I got into this in the couple of other threads and this utilization is in-line with the TP-Link Camaro Dragon thread where Chinese operatives are hijacking Chinese-origin products (TP-Link products) in order to wage cyber attacks.

There is plenty of utility here, a few that immediately come to mind are:
1. You hide the malicious traffic behind an endpoint that's compromised and isn't having its traffic monitored because it's a consumer device and connection
2. You circumvent geoblocking by having the traffic originate inside domestic borders
3. You can use a host of different devices to vary the location of the attack and even proxy through multiple devices if you really wanted to obfuscate the origin


Most home network gear is akin to a house owned by Ray Charles with noise cancelling headphones on. He's got no idea what's going on, who is coming in and out, hell, he could have a terrorist cell operating out of one of his bedrooms and he'd have no idea.

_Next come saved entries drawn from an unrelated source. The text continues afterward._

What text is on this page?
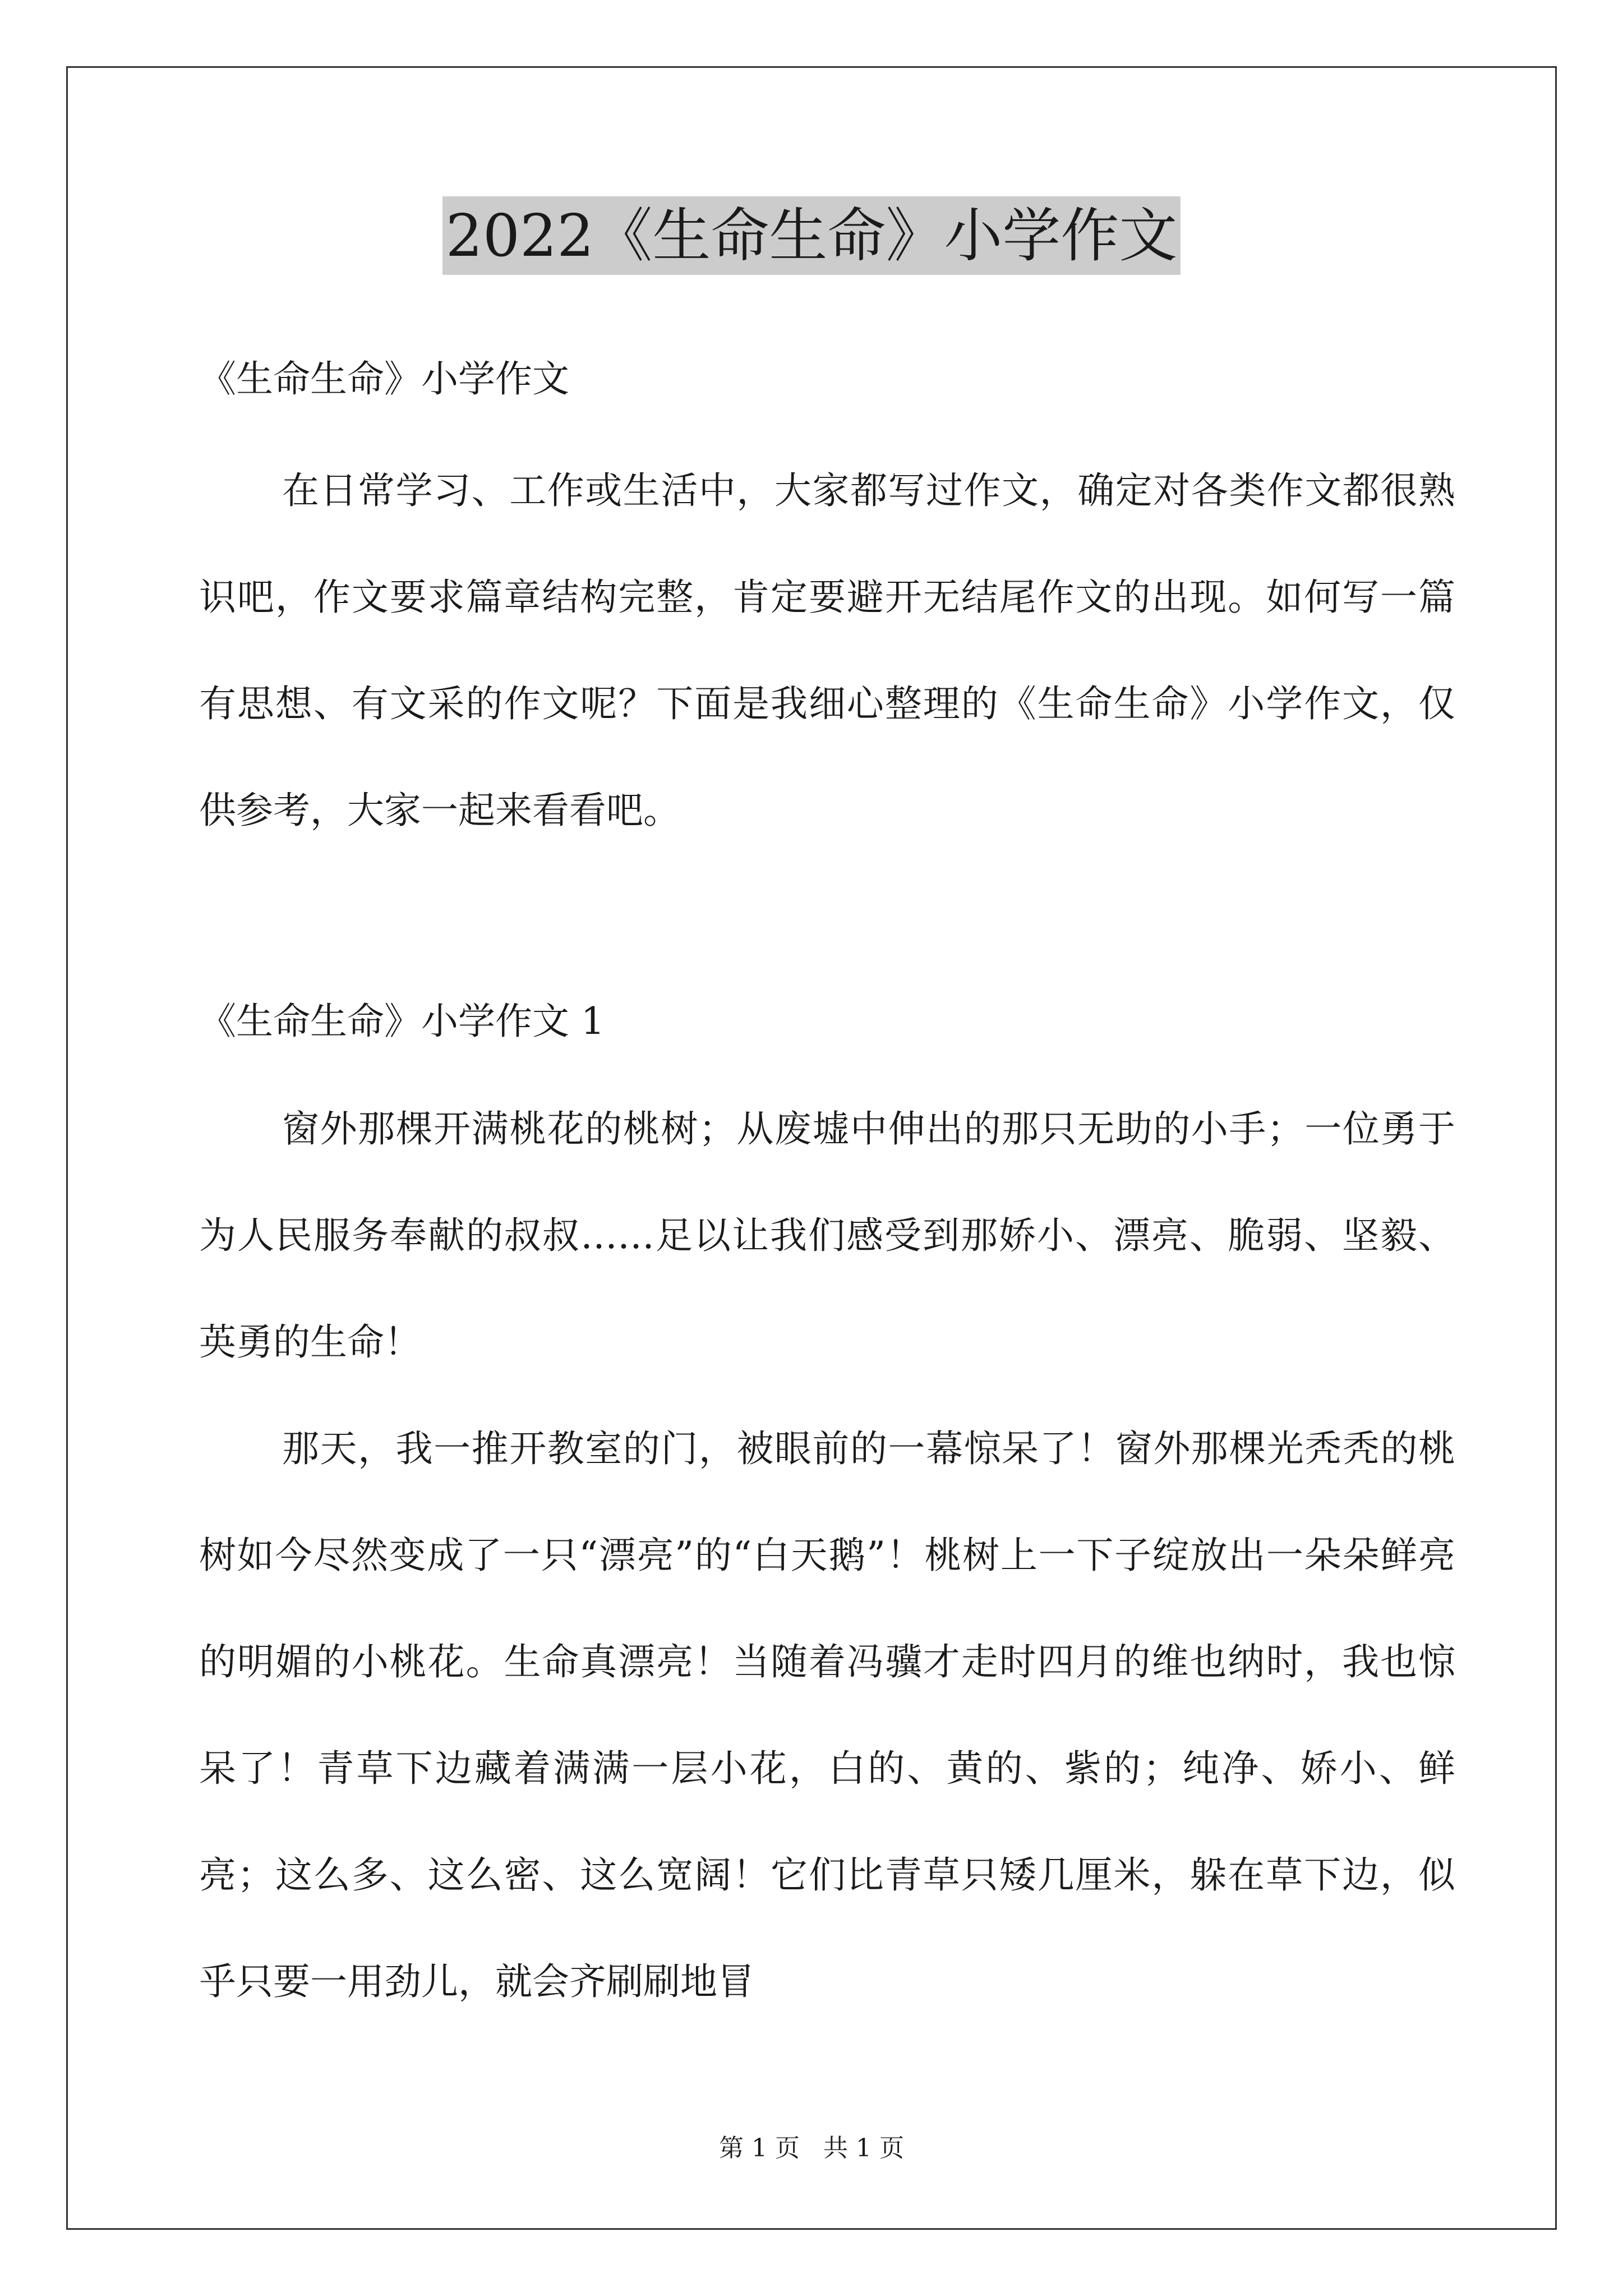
2022《生命生命》小学作文

《生命生命》小学作文

在日常学习、工作或生活中，大家都写过作文，确定对各类作文都很熟识吧，作文要求篇章结构完整，肯定要避开无结尾作文的出现。如何写一篇有思想、有文采的作文呢？下面是我细心整理的《生命生命》小学作文，仅供参考，大家一起来看看吧。

《生命生命》小学作文 1

窗外那棵开满桃花的桃树；从废墟中伸出的那只无助的小手；一位勇于为人民服务奉献的叔叔……足以让我们感受到那娇小、漂亮、脆弱、坚毅、英勇的生命！

那天，我一推开教室的门，被眼前的一幕惊呆了！窗外那棵光秃秃的桃树如今尽然变成了一只“漂亮”的“白天鹅”！桃树上一下子绽放出一朵朵鲜亮的明媚的小桃花。生命真漂亮！当随着冯骥才走时四月的维也纳时，我也惊呆了！青草下边藏着满满一层小花，白的、黄的、紫的；纯净、娇小、鲜亮；这么多、这么密、这么宽阔！它们比青草只矮几厘米，躲在草下边，似乎只要一用劲儿，就会齐刷刷地冒

第 1 页 共 1 页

With the Chinese-sourced devices like TP-Link, the idea that the terrorists might already have keys for 'ol Ray's house isn't far fetched.
 
Ack, I recently installed a TP-Link Wi-fi range extender. Does this put me at risk of being hacked?
With it not being directly exposed to the internet, it's far less likely than with a TP-Link edge device, which are what were being compromised in the Camaro Dragon thread. That said, it could have crap software like their lightbulbs.